I think C.Stein has an important point.  We engaged in a relationship;  it wasn't forced upon us.  Nothing "happened" to us.  We participated.  What are these dynamics we chose to engage in and why did we do so?  Specifically on the topic of this thread:  why was sex so unusually important?  There's a reason for that and it's inside of us.   Idea

Nothing happened to us? Yet here we are. When I said "what happened to us" I meant more introspectively. i never blamed our exBPDgf/bf for the relationship.

Why is sex so unusually important? Because for many of us although sex is important, nobody really claimed that the r/s depended on it. Sex in our r/s with our exBPDgf/bf gradually became important. As a matter of fact, for most of us I suppose sex was so amazing that it overshadowed the whole relationship, although initially we were not looking for it.
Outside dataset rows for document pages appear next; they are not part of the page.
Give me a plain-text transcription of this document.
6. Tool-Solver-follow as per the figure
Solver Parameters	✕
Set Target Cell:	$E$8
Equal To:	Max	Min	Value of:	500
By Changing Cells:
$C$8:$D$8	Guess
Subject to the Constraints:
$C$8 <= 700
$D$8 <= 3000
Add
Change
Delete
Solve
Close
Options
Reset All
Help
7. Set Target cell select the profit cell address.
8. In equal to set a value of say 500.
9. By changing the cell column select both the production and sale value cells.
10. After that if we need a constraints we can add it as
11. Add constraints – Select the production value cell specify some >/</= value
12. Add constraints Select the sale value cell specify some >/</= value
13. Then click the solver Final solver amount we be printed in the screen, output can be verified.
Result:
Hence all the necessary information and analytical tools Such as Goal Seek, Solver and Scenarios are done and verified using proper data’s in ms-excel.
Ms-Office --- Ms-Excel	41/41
As much as sex is important to each relationship, sex we experienced (for many of us I guess) with our exBPDgf/bf was unforgettable to such a point that it had become addictive.

So here we are now, asking ourselves, whether out of everything it's not the sex we had that we have the most difficulties to detach ourselves from?

I don't think we should mix up people looking for sex only and peole who have by chance experienced such a great sex that it gets difficult to find it back with another partner. It's like tasting something you've neevr tasted before and then all of sudden they tell you "no more and deal with it".